It’s Father’s Day here in America, so Happy Father’s Day to fathers everywhere 🙂
Joanne and I headed out on an amble-through-Campbell bike ride this morning (picture perfect weather, btw) and as we cruised down one road through the next, we came across a woman we’d met a year ago… working in her large garden, just as she had been a year ago when we met. Her name is Joanne. In addition to having one heck of a (working) garden, I recalled her husband as being a beekeeper. (A beek)
We stopped to chat for a few minutes and I was astounded to hear that this season he’s already harvested ~400 pounds. At 1 lb. per quart, that’s a lot of honey – and we’re not even half way through the season. As I peppered her with questions, she finally said, “I’m not the beekeeper, go ’round front and I’ll have him come out and talk with you.” And so she / he did.
Nice fella. Like most beeks I’ve met (not many, btw) he wasn’t exactly a fashion plate kinda dresser. In fact, I swear he had on the same sweats as the beek I met a few weeks back over in Saratoga.
Anyway, he came out and introduced himself: “Name’s Jim but everybody calls me Fuzzy”. Turns out (no surprise) he knows Mr. C. We spent about 15 minutes with me asking questions, him answering… probably the longest 15 minutes of his life 😉 He looked like he was starting to wilt a bit so we bid him adieu and pedaled to the next street over where, rumor had it, another beek lived.
One down, one to go.
I think I may have mentioned it in an earlier post, but I’ve come to the conclusion that beeks have a different perspective on flora and fauna and the relationship it plays in our lives. In days gone by, I thought it was important to remove / kill any / all weeds on our property. Ugly. Ruined our lawns. Made the property look crummy.
After becoming a beek, I began to look at weeds as food sources for our bees. Nectar and pollen are what our bees need and, don’tchaknow, weeds have some of both. And when they are converted in to honey that I eat, my allergies get reduced to non-issues – no drugs. no shots. no surgery. The just go away. (or should I say, after 38 years of terrible suffering from hayfever / allergies, I no longer have any symptoms. Could be our local honey. Could be the allergy gremlins just moved on to pimp somebody else – it’s your call as to which you believe.)

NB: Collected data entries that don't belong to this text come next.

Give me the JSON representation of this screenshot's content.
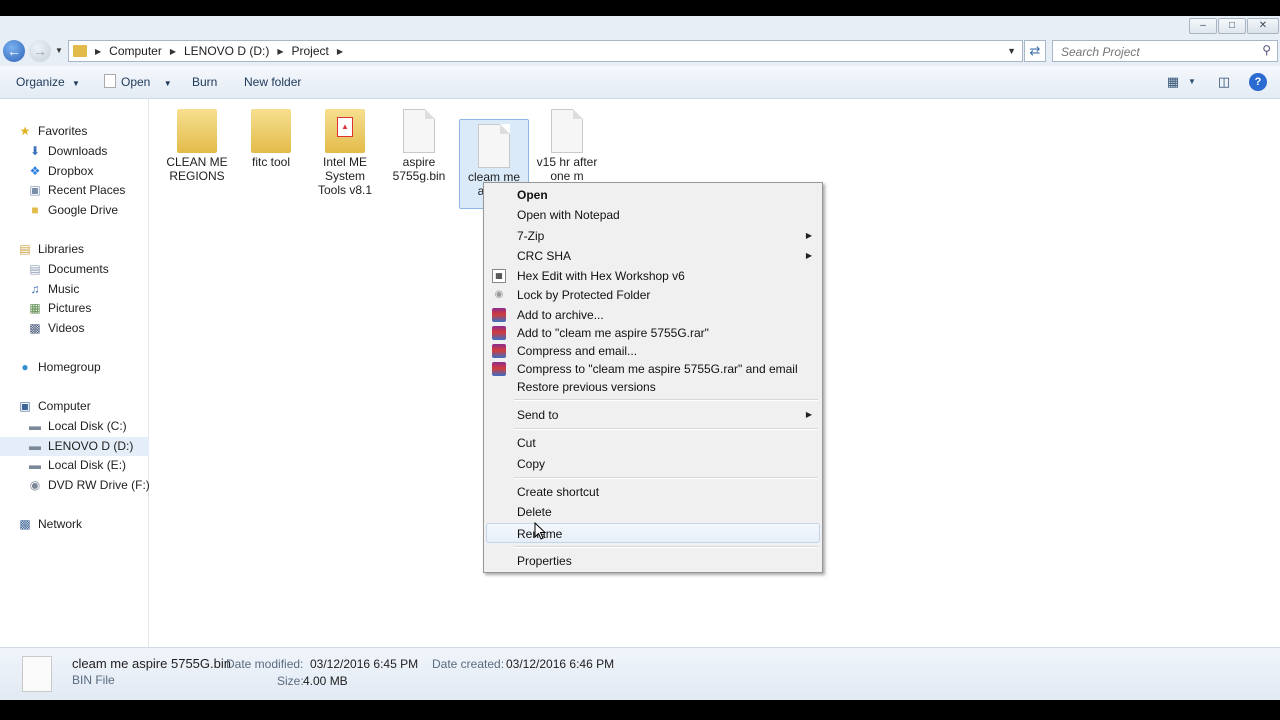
{
  "window": {
    "controls": {
      "minimize": "–",
      "maximize": "□",
      "close": "✕"
    }
  },
  "address": {
    "breadcrumbs": [
      "Computer",
      "LENOVO D (D:)",
      "Project"
    ],
    "search_placeholder": "Search Project"
  },
  "toolbar": {
    "organize": "Organize",
    "open": "Open",
    "burn": "Burn",
    "new_folder": "New folder"
  },
  "sidebar": {
    "favorites": {
      "title": "Favorites",
      "items": [
        "Downloads",
        "Dropbox",
        "Recent Places",
        "Google Drive"
      ]
    },
    "libraries": {
      "title": "Libraries",
      "items": [
        "Documents",
        "Music",
        "Pictures",
        "Videos"
      ]
    },
    "homegroup": "Homegroup",
    "computer": {
      "title": "Computer",
      "items": [
        "Local Disk (C:)",
        "LENOVO D (D:)",
        "Local Disk (E:)",
        "DVD RW Drive (F:) Q"
      ]
    },
    "network": "Network",
    "selected": "LENOVO D (D:)"
  },
  "files": [
    {
      "name": "CLEAN ME REGIONS",
      "lines": [
        "CLEAN ME",
        "REGIONS"
      ],
      "type": "folder"
    },
    {
      "name": "fitc tool",
      "lines": [
        "fitc tool"
      ],
      "type": "folder"
    },
    {
      "name": "Intel ME System Tools v8.1",
      "lines": [
        "Intel ME",
        "System",
        "Tools v8.1"
      ],
      "type": "folder-pdf"
    },
    {
      "name": "aspire 5755g.bin",
      "lines": [
        "aspire",
        "5755g.bin"
      ],
      "type": "file"
    },
    {
      "name": "cleam me aspire 575",
      "lines": [
        "cleam me",
        "aspire",
        "575"
      ],
      "type": "file",
      "selected": true
    },
    {
      "name": "v15 hr after one m",
      "lines": [
        "v15 hr after",
        "one m"
      ],
      "type": "file"
    }
  ],
  "context_menu": {
    "items": [
      {
        "label": "Open",
        "bold": true
      },
      {
        "label": "Open with Notepad"
      },
      {
        "label": "7-Zip",
        "submenu": true
      },
      {
        "label": "CRC SHA",
        "submenu": true
      },
      {
        "label": "Hex Edit with Hex Workshop v6",
        "icon": "hex-workshop-icon"
      },
      {
        "label": "Lock by Protected Folder",
        "icon": "lock-icon"
      },
      {
        "label": "Add to archive...",
        "icon": "winrar-icon"
      },
      {
        "label": "Add to \"cleam me aspire 5755G.rar\"",
        "icon": "winrar-icon"
      },
      {
        "label": "Compress and email...",
        "icon": "winrar-icon"
      },
      {
        "label": "Compress to \"cleam me aspire 5755G.rar\" and email",
        "icon": "winrar-icon"
      },
      {
        "label": "Restore previous versions"
      },
      {
        "label": "Send to",
        "submenu": true
      },
      {
        "label": "Cut"
      },
      {
        "label": "Copy"
      },
      {
        "label": "Create shortcut"
      },
      {
        "label": "Delete"
      },
      {
        "label": "Rename",
        "hovered": true
      },
      {
        "label": "Properties"
      }
    ]
  },
  "details": {
    "filename": "cleam me aspire 5755G.bin",
    "filetype": "BIN File",
    "date_modified_label": "Date modified:",
    "date_modified": "03/12/2016 6:45 PM",
    "date_created_label": "Date created:",
    "date_created": "03/12/2016 6:46 PM",
    "size_label": "Size:",
    "size": "4.00 MB"
  },
  "colors": {
    "selection": "#dbeaf9",
    "folder": "#e3bb4a",
    "toolbar_text": "#1e395b"
  }
}
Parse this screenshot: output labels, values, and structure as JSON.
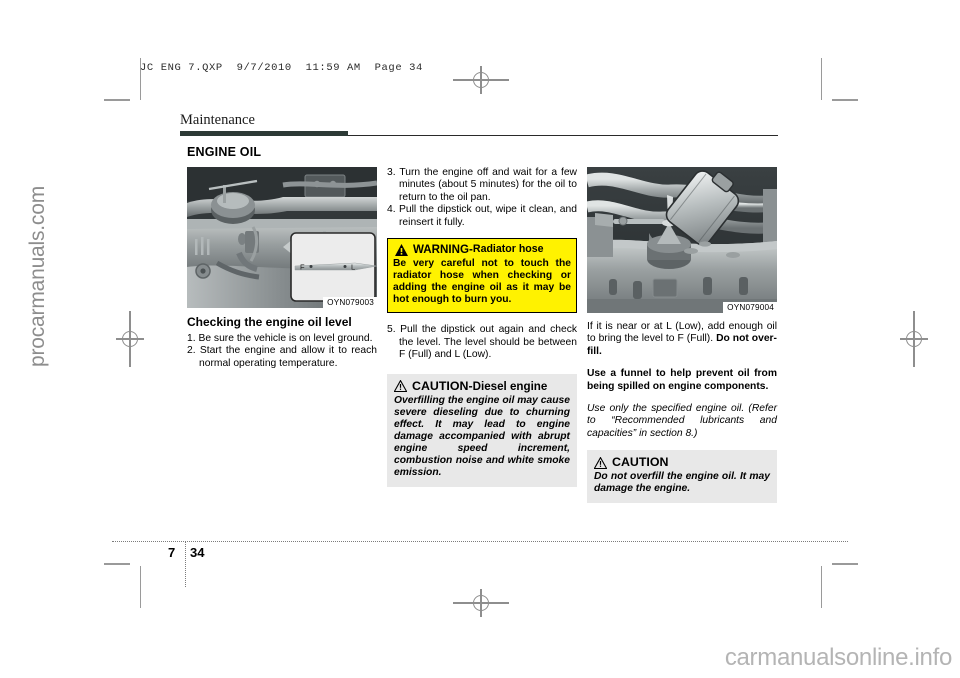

Where was I… oh yes, returning to our amble, as I turned the corner on the street where I thought the other beek lived, I looked for the front yard area that appeared unattended… dry grass (if any), weeds… you know, raggedy. And I went up, knocked on the door and asked if this was the house of the beek.
Lucky guess on my part, eh? 🙂
Turned out to be true. It was before noon and it was a Sunday, so she wasn’t exactly ready for unexpected company / drop-in visitors, so we chatted for a few moments (we have a friend in common) and said our good-byes.
Two beeks, nice bike ride and Father’s Day… doesn’t really get any better does it?
Sure it does: I cooked one of the Abalone I caught on Thursday for mid-day Supper. Herbed rice, brocoli and Ab… just like “back in the day”.
Two beeks, nice bike ride, Father’s Day and a wonderful Ab dinner… doesn’t really get any better does it?
Sometimes it does: Owen and Scott called today and we had good discussions about life and the challenges / rewards of being a good parent.
Just doesn’t get any better, does it?
No, I’m not sure it does.
As always, thanks for stopping by. Be well and don’t forget to write when you get work.